En Seine-Maritime, la semaine a surtout parlé d’usage. Pas de grande annonce unique, mais une même question posée à plusieurs endroits: comment rendre le territoire plus praticable sans attendre que tout soit reconstruit?
À Rouen, les mobilités restent le point dur. Le pont Flaubert fermera trois nuits, preuve très concrète de la dépendance de l’ouest métropolitain à quelques franchissements.
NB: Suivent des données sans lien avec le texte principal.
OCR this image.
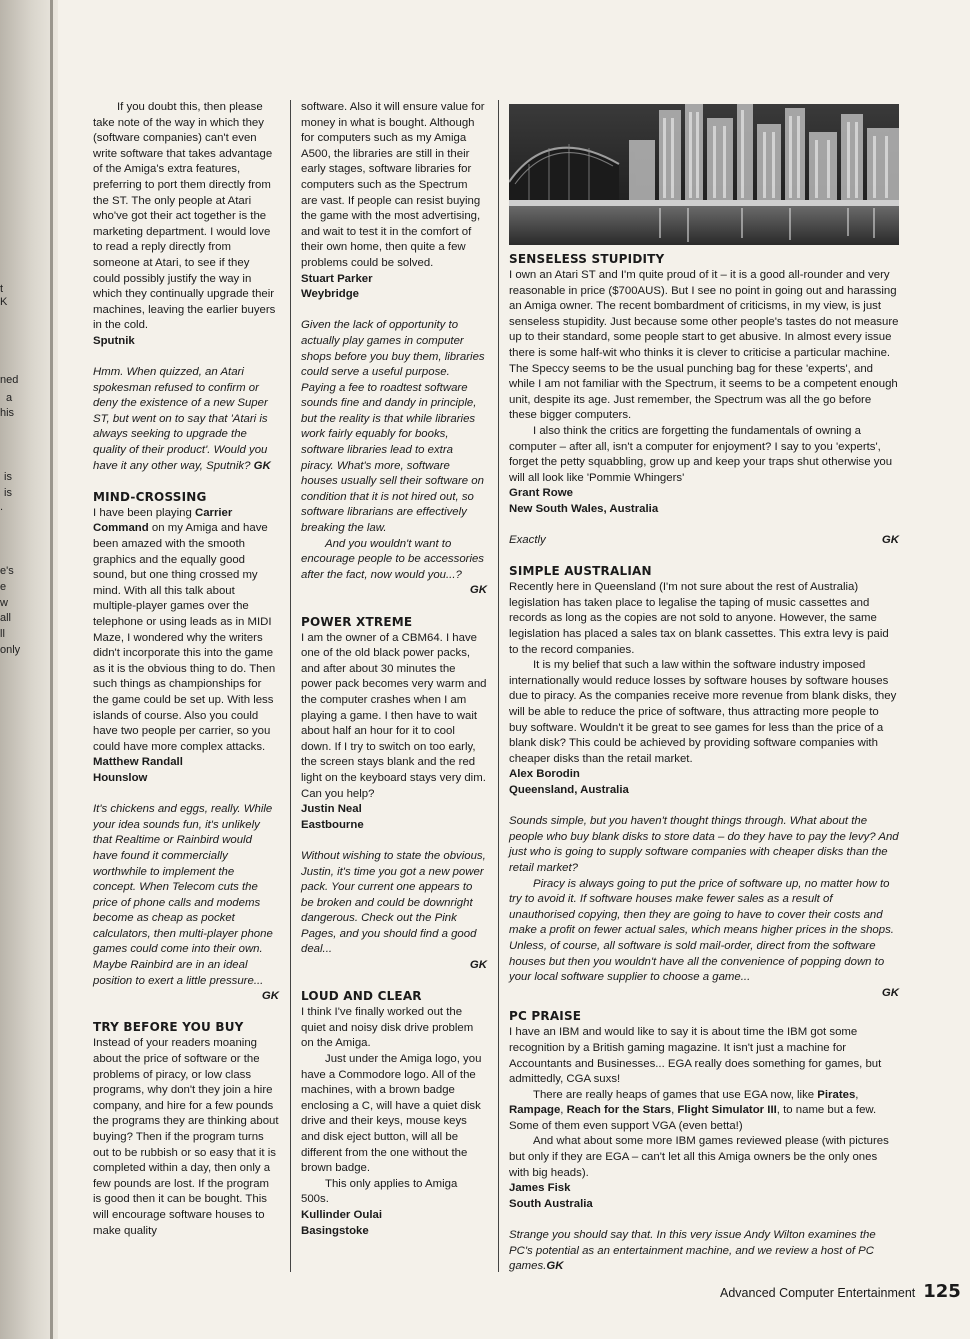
t
K
ned
a
his
is
is
.
e's
e
w
all
ll
only

If you doubt this, then please take note of the way in which they (software companies) can't even write software that takes advantage of the Amiga's extra features, preferring to port them directly from the ST. The only people at Atari who've got their act together is the marketing department. I would love to read a reply directly from someone at Atari, to see if they could possibly justify the way in which they continually upgrade their machines, leaving the earlier buyers in the cold.

Sputnik

Hmm. When quizzed, an Atari spokesman refused to confirm or deny the existence of a new Super ST, but went on to say that 'Atari is always seeking to upgrade the quality of their product'. Would you have it any other way, Sputnik? GK

MIND-CROSSING

I have been playing Carrier Command on my Amiga and have been amazed with the smooth graphics and the equally good sound, but one thing crossed my mind. With all this talk about multiple-player games over the telephone or using leads as in MIDI Maze, I wondered why the writers didn't incorporate this into the game as it is the obvious thing to do. Then such things as championships for the game could be set up. With less islands of course. Also you could have two people per carrier, so you could have more complex attacks.

Matthew Randall

Hounslow

It's chickens and eggs, really. While your idea sounds fun, it's unlikely that Realtime or Rainbird would have found it commercially worthwhile to implement the concept. When Telecom cuts the price of phone calls and modems become as cheap as pocket calculators, then multi-player phone games could come into their own. Maybe Rainbird are in an ideal position to exert a little pressure...

GK

TRY BEFORE YOU BUY

Instead of your readers moaning about the price of software or the problems of piracy, or low class programs, why don't they join a hire company, and hire for a few pounds the programs they are thinking about buying? Then if the program turns out to be rubbish or so easy that it is completed within a day, then only a few pounds are lost. If the program is good then it can be bought. This will encourage software houses to make quality

software. Also it will ensure value for money in what is bought. Although for computers such as my Amiga A500, the libraries are still in their early stages, software libraries for computers such as the Spectrum are vast. If people can resist buying the game with the most advertising, and wait to test it in the comfort of their own home, then quite a few problems could be solved.

Stuart Parker

Weybridge

Given the lack of opportunity to actually play games in computer shops before you buy them, libraries could serve a useful purpose. Paying a fee to roadtest software sounds fine and dandy in principle, but the reality is that while libraries work fairly equably for books, software libraries lead to extra piracy. What's more, software houses usually sell their software on condition that it is not hired out, so software librarians are effectively breaking the law.

And you wouldn't want to encourage people to be accessories after the fact, now would you...?

GK

POWER XTREME

I am the owner of a CBM64. I have one of the old black power packs, and after about 30 minutes the power pack becomes very warm and the computer crashes when I am playing a game. I then have to wait about half an hour for it to cool down. If I try to switch on too early, the screen stays blank and the red light on the keyboard stays very dim. Can you help?

Justin Neal

Eastbourne

Without wishing to state the obvious, Justin, it's time you got a new power pack. Your current one appears to be broken and could be downright dangerous. Check out the Pink Pages, and you should find a good deal...

GK

LOUD AND CLEAR

I think I've finally worked out the quiet and noisy disk drive problem on the Amiga.

Just under the Amiga logo, you have a Commodore logo. All of the machines, with a brown badge enclosing a C, will have a quiet disk drive and their keys, mouse keys and disk eject button, will all be different from the one without the brown badge.

This only applies to Amiga 500s.

Kullinder Oulai

Basingstoke

SENSELESS STUPIDITY

I own an Atari ST and I'm quite proud of it – it is a good all-rounder and very reasonable in price ($700AUS). But I see no point in going out and harassing an Amiga owner. The recent bombardment of criticisms, in my view, is just senseless stupidity. Just because some other people's tastes do not measure up to their standard, some people start to get abusive. In almost every issue there is some half-wit who thinks it is clever to criticise a particular machine. The Speccy seems to be the usual punching bag for these 'experts', and while I am not familiar with the Spectrum, it seems to be a competent enough unit, despite its age. Just remember, the Spectrum was all the go before these bigger computers.

I also think the critics are forgetting the fundamentals of owning a computer – after all, isn't a computer for enjoyment? I say to you 'experts', forget the petty squabbling, grow up and keep your traps shut otherwise you will all look like 'Pommie Whingers'

Grant Rowe

New South Wales, Australia

Exactly	GK

SIMPLE AUSTRALIAN

Recently here in Queensland (I'm not sure about the rest of Australia) legislation has taken place to legalise the taping of music cassettes and records as long as the copies are not sold to anyone. However, the same legislation has placed a sales tax on blank cassettes. This extra levy is paid to the record companies.

It is my belief that such a law within the software industry imposed internationally would reduce losses by software houses by software houses due to piracy. As the companies receive more revenue from blank disks, they will be able to reduce the price of software, thus attracting more people to buy software. Wouldn't it be great to see games for less than the price of a blank disk? This could be achieved by providing software companies with cheaper disks than the retail market.

Alex Borodin

Queensland, Australia

Sounds simple, but you haven't thought things through. What about the people who buy blank disks to store data – do they have to pay the levy? And just who is going to supply software companies with cheaper disks than the retail market?

Piracy is always going to put the price of software up, no matter how to try to avoid it. If software houses make fewer sales as a result of unauthorised copying, then they are going to have to cover their costs and make a profit on fewer actual sales, which means higher prices in the shops. Unless, of course, all software is sold mail-order, direct from the software houses but then you wouldn't have all the convenience of popping down to your local software supplier to choose a game...

GK

PC PRAISE

I have an IBM and would like to say it is about time the IBM got some recognition by a British gaming magazine. It isn't just a machine for Accountants and Businesses... EGA really does something for games, but admittedly, CGA suxs!

There are really heaps of games that use EGA now, like Pirates, Rampage, Reach for the Stars, Flight Simulator III, to name but a few. Some of them even support VGA (even betta!)

And what about some more IBM games reviewed please (with pictures but only if they are EGA – can't let all this Amiga owners be the only ones with big heads).

James Fisk

South Australia

Strange you should say that. In this very issue Andy Wilton examines the PC's potential as an entertainment machine, and we review a host of PC games.GK

Advanced Computer Entertainment 125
La ZFE, elle, reste applicable malgré le débat national: vignette obligatoire, Crit’Air 4, 5 et non classés restreints, Crit’Air 3 encore autorisés, ce qui évite de toucher d’un coup 17,4 % du parc local. Dans le même temps, le mois du vélo vise une marge évidente: 56 % des déplacements métropolitains font moins de 3 km, mais le vélo ne pèse encore qu’environ 1 à 2 % des trajets. Le sujet n’est pas de célébrer la petite reine. Il est de savoir si un habitant peut réparer, stationner, essayer un itinéraire et recommencer le lendemain.
L’autre ligne forte tient à la lisibilité des risques. Le nouvel inventaire d’Atmo Normandie oblige à regarder les sources: oxydes d’azote liés à la route, particules fines au chauffage résidentiel, émissions industrielles ou agricoles selon les secteurs. Autour de Rouen, le dialogue sur le risque industriel va dans le même sens. Quand 57 % des habitants interrogés disent ne pas connaître les consignes en cas d’accident, l’information devient un équipement public à part entière.
Cette logique se retrouve dans les lieux ordinaires. À Rouen, les cours d’école se déminéralisent: 18 500 m² déjà retirés du bitume dans le programme municipal. À Criquetot-l’Esneval, la recyclerie intégrée au centre de recyclage donne une seconde vie possible aux objets. Moins d’effet d’annonce, plus de sols, de trajets, de bâtiments et de services remis au travail. C’est moins spectaculaire. C’est plus utile.